A filosofia se mostra para mim como uma forma de não morrer de marasmo... De não achar que a vida se resume em pagar boleto, rir de memes na internet ou de acabar-se no supermercado...

Brindemos então, o aniversário de Nietzsche, convidando Dionisio à nossa mesa, e deixemos nos embriagar  com as ideias, com a alegria do conhecimento e dar vazão para essa fome que nos consome  até o surgimento da aurora... quando os passarinhos começarem a cantar e o sol a nascer... nos indicando que é hora do descanso... 

Descanso necessário para mentes que pensam, que sonham, que se elevam além, muito alem de seu tempo... Esses somos nós, crias do pensamento de Nietzsche... 

Até breve...

sexta-feira, 2 de outubro de 2020

Estratégia para ler Nietzsche II


Há dois anos atrás, quando escrevi o artigo Estratégia para ler Nietzsche, não imaginava que teria a aceitação que teve de meu público.

De lá para cá, várias questões me foram levantadas a respeito dessa estratégia mental que formei para melhor compreender este filósofo tão controverso e tão mal compreendido da filosofia moderna.

Assim sendo, quando o tema é filosofia, quanto mais nos aprofundamos maiores são os questionamentos que nos envolvem e raras são as respostas.  E em Nietzsche essa proporção ganha uma escala imensa pois para tentar compreendê-lo precisamos desbravar caminhos tortuosos, e neste ponto é necessário ter um norte fixo em mente para não nos perdermos.

É preciso traçar um plano de vôo preciso. Digo isso pois pesquisei, a princípio, quais eram as leituras de cabeceira de Nietzsche, bem como seus filósofos preferidos assim como os que ele citava como desprezíveis, sendo Sócrates, sim o grego aclamado pela sociedade Ocidental, um deles. Sem falar em Immanuel Kant.

Mas não pense você que apenas por Nietzsche rechaçar esses filósofos não precisamos ter contato com seus trabalhos, pelo contrário, são estes trabalhos que nos fazem entender a mente inquisidora de Nietzsche, que levanta pontos que passam batido numa leitura rasa e sem compreensão.

Seguindo esse caminho um ponto se faz necessário. Deve-se buscar um entendimento profundo do que foi o Helenismo Grego e os seus reflexos. Por este motivo Nietzsche chega a afirmar que a verdadeira filosofia está no mundo pré socrático. 

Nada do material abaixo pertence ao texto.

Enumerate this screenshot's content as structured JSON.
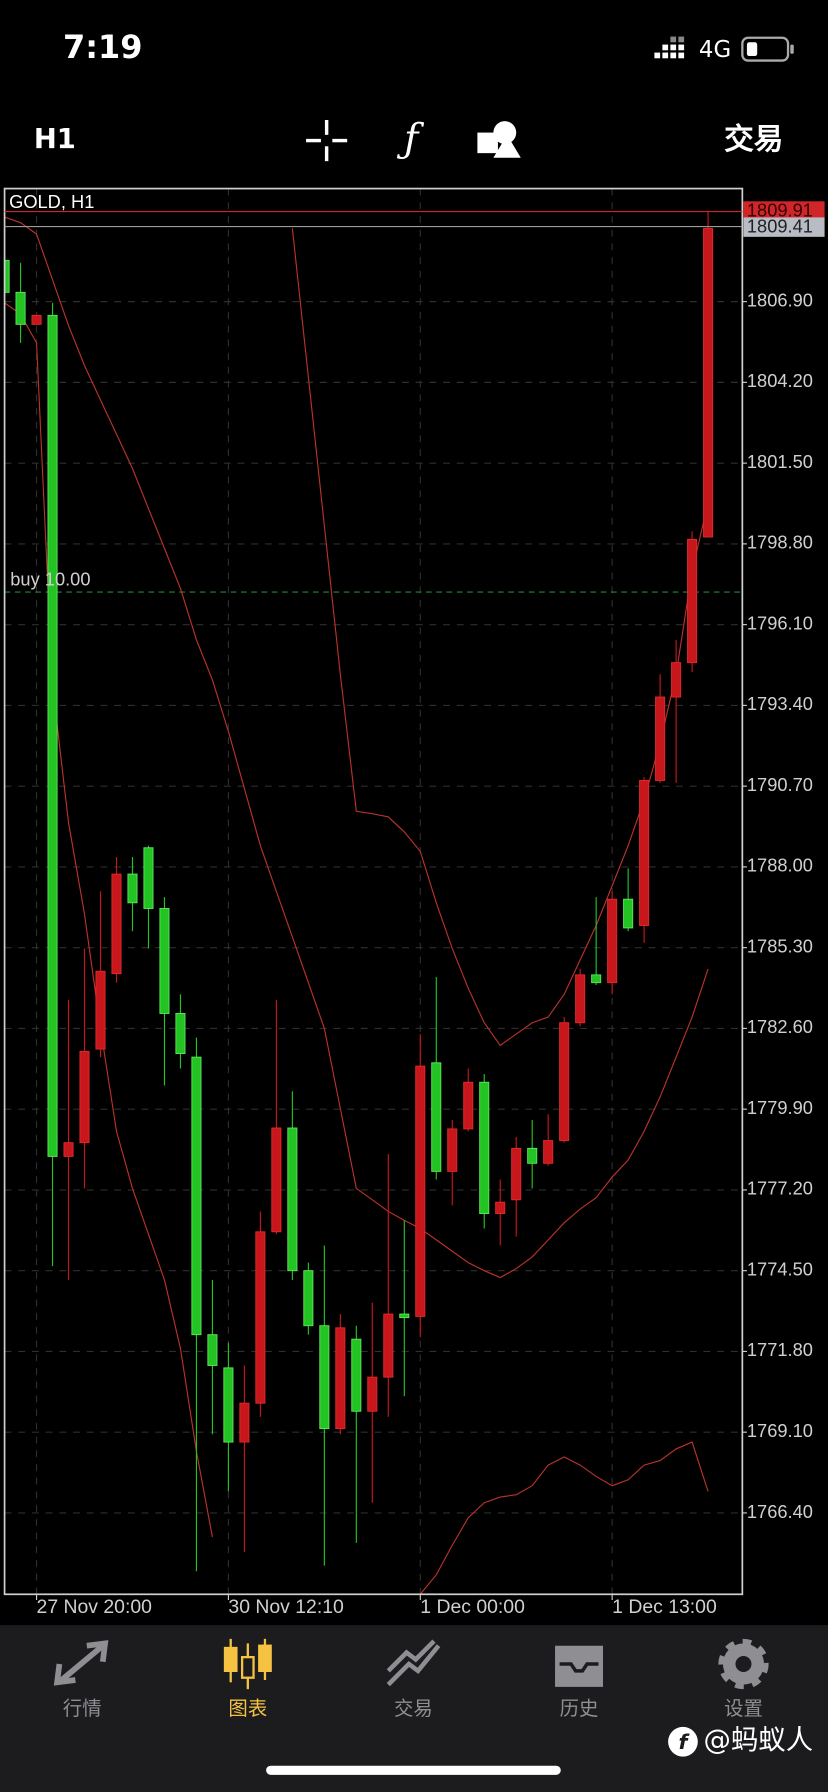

Assim sendo, é preciso de um trato muito grande em relação ao pensamento nietzschiano. Não podemos ser rasos ao ler Nietzsche. Precisamos ir além de suas palavras.

Não podemos ler Nietzsche apenas em busca de uma forma de auto ajuda ou ate mesmo como uma simples meta de achar solução para seus problemas pessoais. Nietzsche não é a auto ajuda que conhecemos atualmente. Ele usa o martelo, ou melhor, a marreta para nos levar para uma coisa muito maior e dinamitar nossa razão socrática , ou seja, nos atenta para a tentativa do entendimento do que é o ser humano.  E essa, meus caros, é uma explicação que atormenta o ser humano desde os tempos mais remotos.

Acredito, que neste momento,  meus leitores podem perceber que o trato necessário para ter contato com Nietzsche é trabalhoso. Trabalhoso, porém  necessário para encontrarmos o verdadeiro Nietzsche. 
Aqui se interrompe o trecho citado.